Salvary made the comment in an interview with the T&T Guardian at his office at CMMB, Richmond Street, Port of Spain.

He was commenting on last Friday’s “Repo” rate announcement by the Central Bank in which the bank increased the reserves which commercial banks are required to hold at the Central Bank from 15 per cent to 17 per cent of prescribed liabilities with effect from November 5.

In making the announcement, the Central Bank said that the country’s inflation rate rose to 14.8 per cent at the end of September, up from 13.5 per cent at the end of August.

Salvary said that net fiscal injections into the domestic economy needed to be curbed in order to reduce the level of inflation.

He added that Friday’s Central Bank action to tighten monetary policy should see further increases in the prime lending rate.

“Basically what the Central Bank is trying to do, they are using one of their tools from their monetary policy kit to control inflation and we have seen the last inflation numbers coming out at 14.8 per cent.

“This is Central Bank’s reaction to trying to curb that (inflation). Of course, one of the big problems is that one of the drivers of inflation in the local economy is government (spending) and this would not affect their spending,” Salvary said.

“What this move is intended to have an impact on is credit, since banks would have less funds to lend, given that the reserve requirement has been increased from 15 per cent to 17 per cent.

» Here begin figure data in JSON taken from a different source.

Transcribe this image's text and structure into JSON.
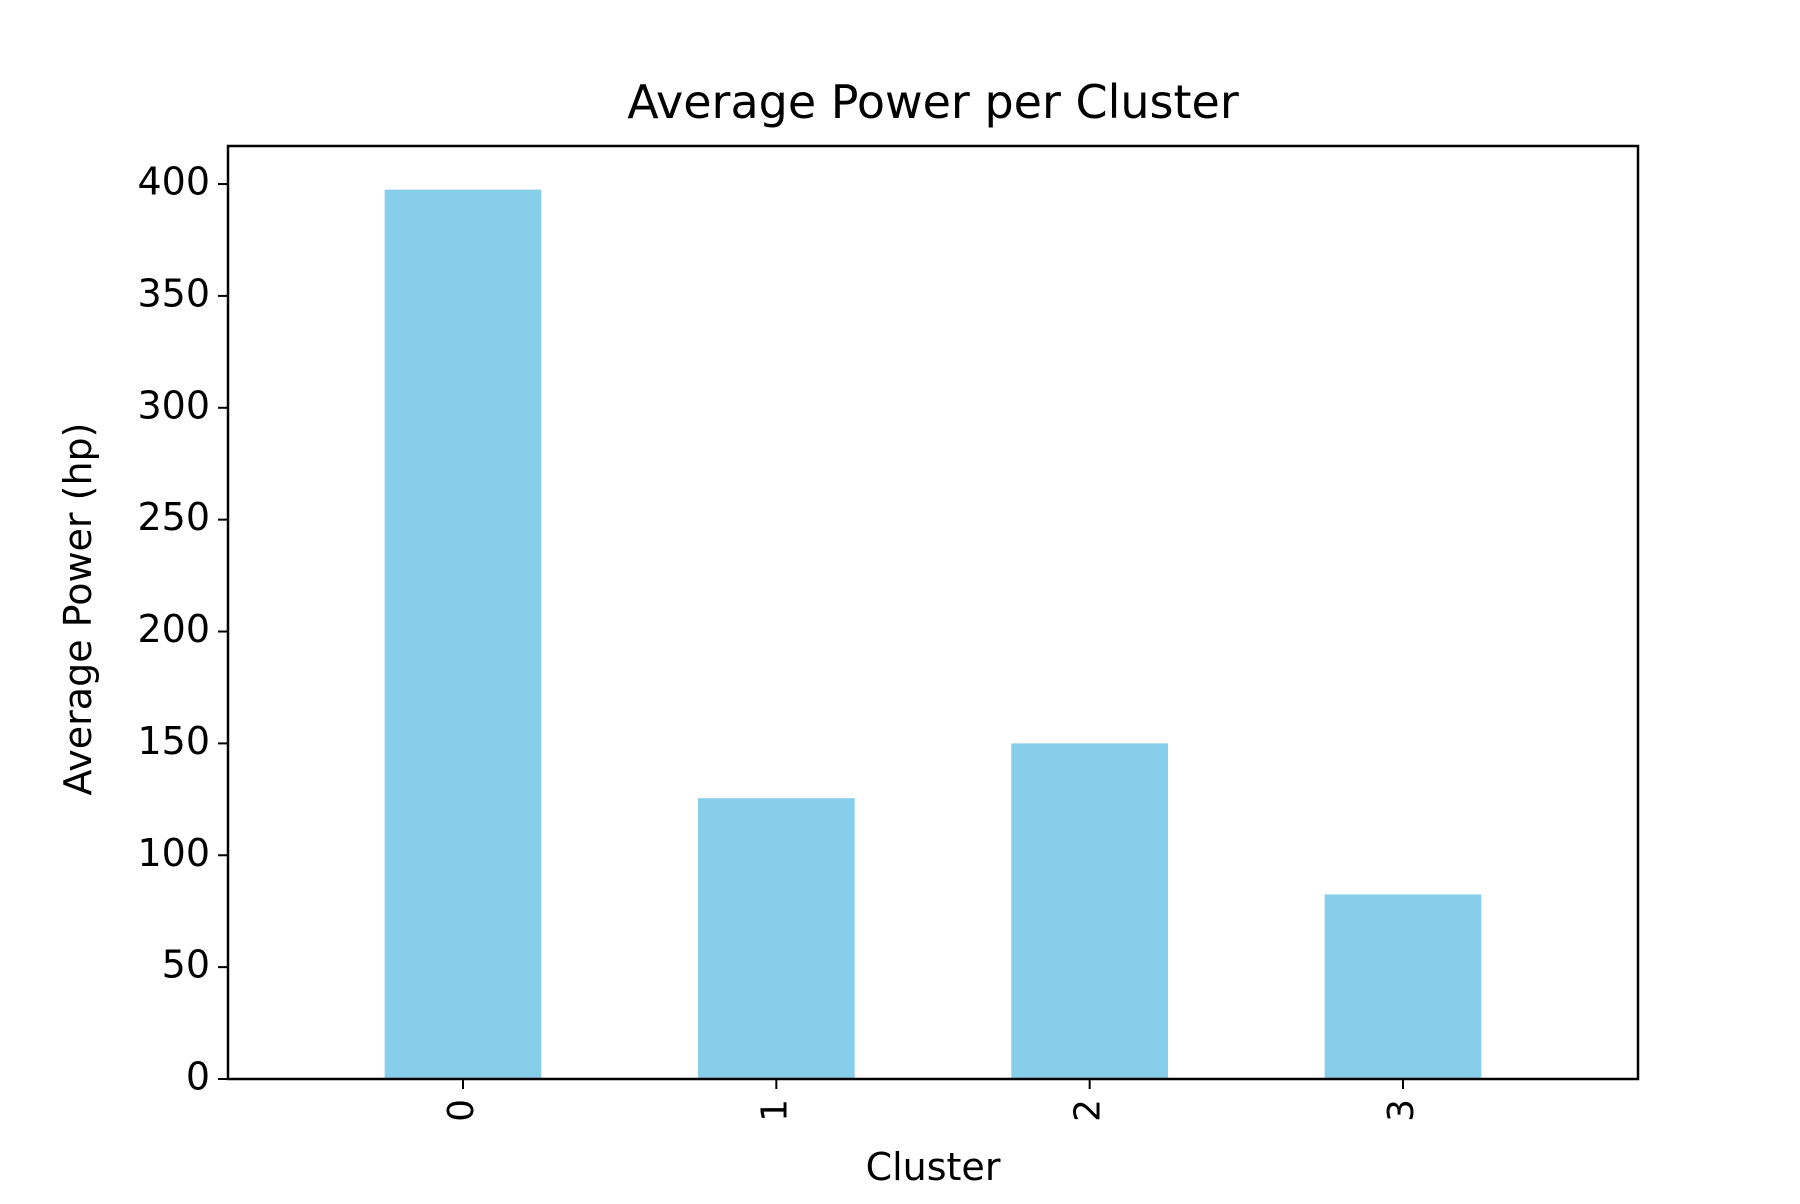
{
  "chart_data": {
    "type": "bar",
    "title": "Average Power per Cluster",
    "xlabel": "Cluster",
    "ylabel": "Average Power (hp)",
    "categories": [
      "0",
      "1",
      "2",
      "3"
    ],
    "values": [
      397.5,
      125.5,
      150.0,
      82.5
    ],
    "ylim": [
      0,
      417
    ],
    "yticks": [
      0,
      50,
      100,
      150,
      200,
      250,
      300,
      350,
      400
    ],
    "bar_color": "#87ceeb",
    "grid": false,
    "legend": "none"
  }
}
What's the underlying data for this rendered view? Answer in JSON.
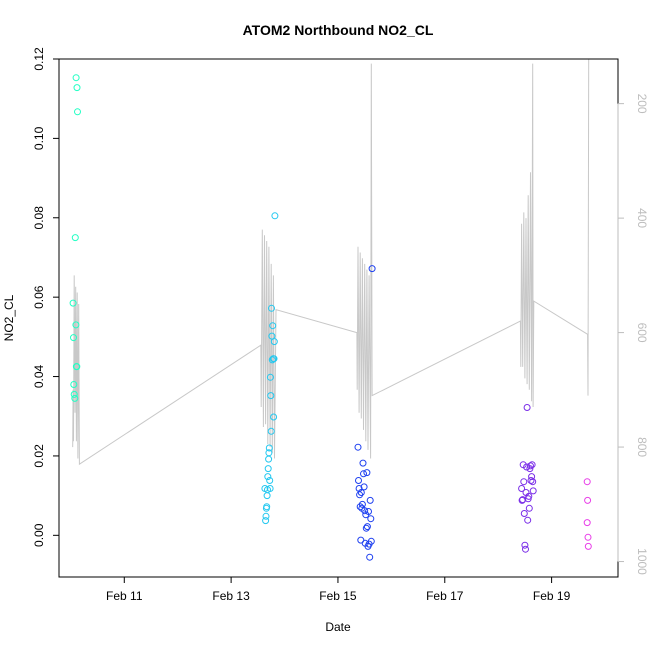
{
  "chart_data": {
    "type": "scatter",
    "title": "ATOM2 Northbound NO2_CL",
    "xlabel": "Date",
    "ylabel": "NO2_CL",
    "xlim": [
      "2010-02-09 18:40",
      "2010-02-20 05:50"
    ],
    "ylim": [
      -0.0105,
      0.12
    ],
    "x_ticks": [
      {
        "x": "2010-02-11",
        "label": "Feb 11"
      },
      {
        "x": "2010-02-13",
        "label": "Feb 13"
      },
      {
        "x": "2010-02-15",
        "label": "Feb 15"
      },
      {
        "x": "2010-02-17",
        "label": "Feb 17"
      },
      {
        "x": "2010-02-19",
        "label": "Feb 19"
      }
    ],
    "y_ticks": [
      {
        "y": 0.0,
        "label": "0.00"
      },
      {
        "y": 0.02,
        "label": "0.02"
      },
      {
        "y": 0.04,
        "label": "0.04"
      },
      {
        "y": 0.06,
        "label": "0.06"
      },
      {
        "y": 0.08,
        "label": "0.08"
      },
      {
        "y": 0.1,
        "label": "0.10"
      },
      {
        "y": 0.12,
        "label": "0.12"
      }
    ],
    "y2_ticks": [
      {
        "y": 200,
        "label": "200"
      },
      {
        "y": 400,
        "label": "400"
      },
      {
        "y": 600,
        "label": "600"
      },
      {
        "y": 800,
        "label": "800"
      },
      {
        "y": 1000,
        "label": "1000"
      }
    ],
    "y2lim": [
      1027,
      122
    ],
    "grid": false,
    "colors": {
      "secondary_line": "#c8c8c8",
      "point_colors": [
        "#22ffc4",
        "#24c8f0",
        "#1e40f0",
        "#7a2ee8",
        "#e83ee8"
      ]
    },
    "points": [
      {
        "x": "2010-02-10 01:00",
        "y": 0.0585,
        "c": 0
      },
      {
        "x": "2010-02-10 01:10",
        "y": 0.0498,
        "c": 0
      },
      {
        "x": "2010-02-10 01:20",
        "y": 0.038,
        "c": 0
      },
      {
        "x": "2010-02-10 01:30",
        "y": 0.0355,
        "c": 0
      },
      {
        "x": "2010-02-10 01:45",
        "y": 0.0345,
        "c": 0
      },
      {
        "x": "2010-02-10 02:00",
        "y": 0.075,
        "c": 0
      },
      {
        "x": "2010-02-10 02:15",
        "y": 0.053,
        "c": 0
      },
      {
        "x": "2010-02-10 02:30",
        "y": 0.0425,
        "c": 0
      },
      {
        "x": "2010-02-10 02:40",
        "y": 0.0425,
        "c": 0
      },
      {
        "x": "2010-02-10 02:20",
        "y": 0.1153,
        "c": 0
      },
      {
        "x": "2010-02-10 02:45",
        "y": 0.1128,
        "c": 0
      },
      {
        "x": "2010-02-10 03:00",
        "y": 0.1067,
        "c": 0
      },
      {
        "x": "2010-02-13 15:10",
        "y": 0.0118,
        "c": 1
      },
      {
        "x": "2010-02-13 15:30",
        "y": 0.0037,
        "c": 1
      },
      {
        "x": "2010-02-13 15:40",
        "y": 0.0048,
        "c": 1
      },
      {
        "x": "2010-02-13 15:50",
        "y": 0.0068,
        "c": 1
      },
      {
        "x": "2010-02-13 16:00",
        "y": 0.0072,
        "c": 1
      },
      {
        "x": "2010-02-13 16:10",
        "y": 0.01,
        "c": 1
      },
      {
        "x": "2010-02-13 16:20",
        "y": 0.0115,
        "c": 1
      },
      {
        "x": "2010-02-13 16:30",
        "y": 0.0148,
        "c": 1
      },
      {
        "x": "2010-02-13 16:40",
        "y": 0.0168,
        "c": 1
      },
      {
        "x": "2010-02-13 16:50",
        "y": 0.0192,
        "c": 1
      },
      {
        "x": "2010-02-13 17:00",
        "y": 0.0208,
        "c": 1
      },
      {
        "x": "2010-02-13 17:10",
        "y": 0.022,
        "c": 1
      },
      {
        "x": "2010-02-13 17:20",
        "y": 0.0138,
        "c": 1
      },
      {
        "x": "2010-02-13 17:30",
        "y": 0.0118,
        "c": 1
      },
      {
        "x": "2010-02-13 17:40",
        "y": 0.0398,
        "c": 1
      },
      {
        "x": "2010-02-13 17:50",
        "y": 0.0352,
        "c": 1
      },
      {
        "x": "2010-02-13 18:00",
        "y": 0.0262,
        "c": 1
      },
      {
        "x": "2010-02-13 18:10",
        "y": 0.0572,
        "c": 1
      },
      {
        "x": "2010-02-13 18:20",
        "y": 0.0502,
        "c": 1
      },
      {
        "x": "2010-02-13 18:30",
        "y": 0.0442,
        "c": 1
      },
      {
        "x": "2010-02-13 18:40",
        "y": 0.0528,
        "c": 1
      },
      {
        "x": "2010-02-13 18:55",
        "y": 0.0445,
        "c": 1
      },
      {
        "x": "2010-02-13 19:05",
        "y": 0.0298,
        "c": 1
      },
      {
        "x": "2010-02-13 19:15",
        "y": 0.0445,
        "c": 1
      },
      {
        "x": "2010-02-13 19:25",
        "y": 0.0488,
        "c": 1
      },
      {
        "x": "2010-02-13 19:40",
        "y": 0.0805,
        "c": 1
      },
      {
        "x": "2010-02-15 09:00",
        "y": 0.0222,
        "c": 2
      },
      {
        "x": "2010-02-15 09:15",
        "y": 0.0138,
        "c": 2
      },
      {
        "x": "2010-02-15 09:30",
        "y": 0.0118,
        "c": 2
      },
      {
        "x": "2010-02-15 09:45",
        "y": 0.0102,
        "c": 2
      },
      {
        "x": "2010-02-15 10:00",
        "y": 0.0072,
        "c": 2
      },
      {
        "x": "2010-02-15 10:15",
        "y": -0.0012,
        "c": 2
      },
      {
        "x": "2010-02-15 10:30",
        "y": 0.0108,
        "c": 2
      },
      {
        "x": "2010-02-15 10:45",
        "y": 0.0068,
        "c": 2
      },
      {
        "x": "2010-02-15 11:00",
        "y": 0.0078,
        "c": 2
      },
      {
        "x": "2010-02-15 11:15",
        "y": 0.0182,
        "c": 2
      },
      {
        "x": "2010-02-15 11:30",
        "y": 0.0155,
        "c": 2
      },
      {
        "x": "2010-02-15 11:45",
        "y": 0.0122,
        "c": 2
      },
      {
        "x": "2010-02-15 12:00",
        "y": 0.0062,
        "c": 2
      },
      {
        "x": "2010-02-15 12:15",
        "y": -0.002,
        "c": 2
      },
      {
        "x": "2010-02-15 12:30",
        "y": 0.0052,
        "c": 2
      },
      {
        "x": "2010-02-15 12:45",
        "y": 0.0018,
        "c": 2
      },
      {
        "x": "2010-02-15 13:00",
        "y": 0.0158,
        "c": 2
      },
      {
        "x": "2010-02-15 13:15",
        "y": 0.0022,
        "c": 2
      },
      {
        "x": "2010-02-15 13:30",
        "y": -0.0028,
        "c": 2
      },
      {
        "x": "2010-02-15 13:45",
        "y": 0.006,
        "c": 2
      },
      {
        "x": "2010-02-15 14:00",
        "y": -0.0022,
        "c": 2
      },
      {
        "x": "2010-02-15 14:15",
        "y": -0.0055,
        "c": 2
      },
      {
        "x": "2010-02-15 14:30",
        "y": 0.0088,
        "c": 2
      },
      {
        "x": "2010-02-15 14:45",
        "y": 0.0042,
        "c": 2
      },
      {
        "x": "2010-02-15 15:00",
        "y": -0.0015,
        "c": 2
      },
      {
        "x": "2010-02-15 15:20",
        "y": 0.0672,
        "c": 2
      },
      {
        "x": "2010-02-18 10:30",
        "y": 0.0118,
        "c": 3
      },
      {
        "x": "2010-02-18 10:45",
        "y": 0.0088,
        "c": 3
      },
      {
        "x": "2010-02-18 11:00",
        "y": 0.009,
        "c": 3
      },
      {
        "x": "2010-02-18 11:15",
        "y": 0.0178,
        "c": 3
      },
      {
        "x": "2010-02-18 11:30",
        "y": 0.0135,
        "c": 3
      },
      {
        "x": "2010-02-18 11:45",
        "y": 0.0055,
        "c": 3
      },
      {
        "x": "2010-02-18 12:00",
        "y": -0.0025,
        "c": 3
      },
      {
        "x": "2010-02-18 12:15",
        "y": -0.0035,
        "c": 3
      },
      {
        "x": "2010-02-18 12:30",
        "y": 0.0108,
        "c": 3
      },
      {
        "x": "2010-02-18 12:45",
        "y": 0.0172,
        "c": 3
      },
      {
        "x": "2010-02-18 13:00",
        "y": 0.0322,
        "c": 3
      },
      {
        "x": "2010-02-18 13:15",
        "y": 0.0038,
        "c": 3
      },
      {
        "x": "2010-02-18 13:30",
        "y": 0.0092,
        "c": 3
      },
      {
        "x": "2010-02-18 13:45",
        "y": 0.0098,
        "c": 3
      },
      {
        "x": "2010-02-18 14:00",
        "y": 0.0068,
        "c": 3
      },
      {
        "x": "2010-02-18 14:15",
        "y": 0.0168,
        "c": 3
      },
      {
        "x": "2010-02-18 14:30",
        "y": 0.0175,
        "c": 3
      },
      {
        "x": "2010-02-18 14:45",
        "y": 0.0138,
        "c": 3
      },
      {
        "x": "2010-02-18 15:00",
        "y": 0.0148,
        "c": 3
      },
      {
        "x": "2010-02-18 15:15",
        "y": 0.0178,
        "c": 3
      },
      {
        "x": "2010-02-18 15:30",
        "y": 0.0135,
        "c": 3
      },
      {
        "x": "2010-02-18 15:45",
        "y": 0.0112,
        "c": 3
      },
      {
        "x": "2010-02-19 16:00",
        "y": 0.0135,
        "c": 4
      },
      {
        "x": "2010-02-19 16:10",
        "y": 0.0088,
        "c": 4
      },
      {
        "x": "2010-02-19 16:00",
        "y": 0.0032,
        "c": 4
      },
      {
        "x": "2010-02-19 16:20",
        "y": -0.0005,
        "c": 4
      },
      {
        "x": "2010-02-19 16:30",
        "y": -0.0028,
        "c": 4
      }
    ],
    "secondary_series": [
      {
        "x": "2010-02-10 00:50",
        "y": 800
      },
      {
        "x": "2010-02-10 01:00",
        "y": 700
      },
      {
        "x": "2010-02-10 01:10",
        "y": 790
      },
      {
        "x": "2010-02-10 01:30",
        "y": 500
      },
      {
        "x": "2010-02-10 01:50",
        "y": 740
      },
      {
        "x": "2010-02-10 02:10",
        "y": 520
      },
      {
        "x": "2010-02-10 02:30",
        "y": 790
      },
      {
        "x": "2010-02-10 02:50",
        "y": 530
      },
      {
        "x": "2010-02-10 03:10",
        "y": 820
      },
      {
        "x": "2010-02-10 03:30",
        "y": 550
      },
      {
        "x": "2010-02-10 03:50",
        "y": 830
      },
      {
        "x": "2010-02-13 13:20",
        "y": 622
      },
      {
        "x": "2010-02-13 13:30",
        "y": 730
      },
      {
        "x": "2010-02-13 14:00",
        "y": 420
      },
      {
        "x": "2010-02-13 14:30",
        "y": 765
      },
      {
        "x": "2010-02-13 15:00",
        "y": 430
      },
      {
        "x": "2010-02-13 15:30",
        "y": 760
      },
      {
        "x": "2010-02-13 16:00",
        "y": 440
      },
      {
        "x": "2010-02-13 16:30",
        "y": 795
      },
      {
        "x": "2010-02-13 17:00",
        "y": 450
      },
      {
        "x": "2010-02-13 17:30",
        "y": 800
      },
      {
        "x": "2010-02-13 18:00",
        "y": 480
      },
      {
        "x": "2010-02-13 18:30",
        "y": 810
      },
      {
        "x": "2010-02-13 19:00",
        "y": 500
      },
      {
        "x": "2010-02-13 19:30",
        "y": 820
      },
      {
        "x": "2010-02-13 20:10",
        "y": 560
      },
      {
        "x": "2010-02-15 08:30",
        "y": 600
      },
      {
        "x": "2010-02-15 08:40",
        "y": 700
      },
      {
        "x": "2010-02-15 09:00",
        "y": 450
      },
      {
        "x": "2010-02-15 09:30",
        "y": 740
      },
      {
        "x": "2010-02-15 10:00",
        "y": 460
      },
      {
        "x": "2010-02-15 10:30",
        "y": 750
      },
      {
        "x": "2010-02-15 11:00",
        "y": 470
      },
      {
        "x": "2010-02-15 11:30",
        "y": 770
      },
      {
        "x": "2010-02-15 12:00",
        "y": 480
      },
      {
        "x": "2010-02-15 12:30",
        "y": 790
      },
      {
        "x": "2010-02-15 13:00",
        "y": 490
      },
      {
        "x": "2010-02-15 13:30",
        "y": 805
      },
      {
        "x": "2010-02-15 14:00",
        "y": 500
      },
      {
        "x": "2010-02-15 14:40",
        "y": 820
      },
      {
        "x": "2010-02-15 15:00",
        "y": 130
      },
      {
        "x": "2010-02-15 15:20",
        "y": 710
      },
      {
        "x": "2010-02-18 10:00",
        "y": 580
      },
      {
        "x": "2010-02-18 10:10",
        "y": 660
      },
      {
        "x": "2010-02-18 10:30",
        "y": 410
      },
      {
        "x": "2010-02-18 11:00",
        "y": 660
      },
      {
        "x": "2010-02-18 11:30",
        "y": 390
      },
      {
        "x": "2010-02-18 12:00",
        "y": 680
      },
      {
        "x": "2010-02-18 12:30",
        "y": 400
      },
      {
        "x": "2010-02-18 13:00",
        "y": 690
      },
      {
        "x": "2010-02-18 13:30",
        "y": 360
      },
      {
        "x": "2010-02-18 14:00",
        "y": 700
      },
      {
        "x": "2010-02-18 14:30",
        "y": 320
      },
      {
        "x": "2010-02-18 15:00",
        "y": 720
      },
      {
        "x": "2010-02-18 15:30",
        "y": 130
      },
      {
        "x": "2010-02-18 15:40",
        "y": 730
      },
      {
        "x": "2010-02-18 16:00",
        "y": 545
      },
      {
        "x": "2010-02-19 16:10",
        "y": 603
      },
      {
        "x": "2010-02-19 16:20",
        "y": 710
      },
      {
        "x": "2010-02-19 16:40",
        "y": 122
      }
    ]
  }
}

“Credit expansion, which has been very significant over the past three to four years would probably tend to be lower.

“It will affect the consumer and companies. Basically what they will have is an increase in interest rates, in borrowing rates, because since you are raising the reserve requirement, banks would lend less, therefore what you do is create a shortage of dollars to be lent and therefore increase the cost of borrowing,” Salvary said.

“I mean it (the prime lending rate) has been increased several times over the last couple of months and it probably might increase.

“The prime lending rate is probably one of the things that you have to look out for as a result of this, although, prime has been increasing over the past few months. “But generally it should increase interest rates to discourage people from borrowing and limit the amount of demand that we have seen in some parts that has driven up prices and inflation as a result.”

Salvary added that the Central Bank action was “intended to save the economy.”

He said, “What you want to do, you want to control inflation, you want to control price increases which have gone through the roof.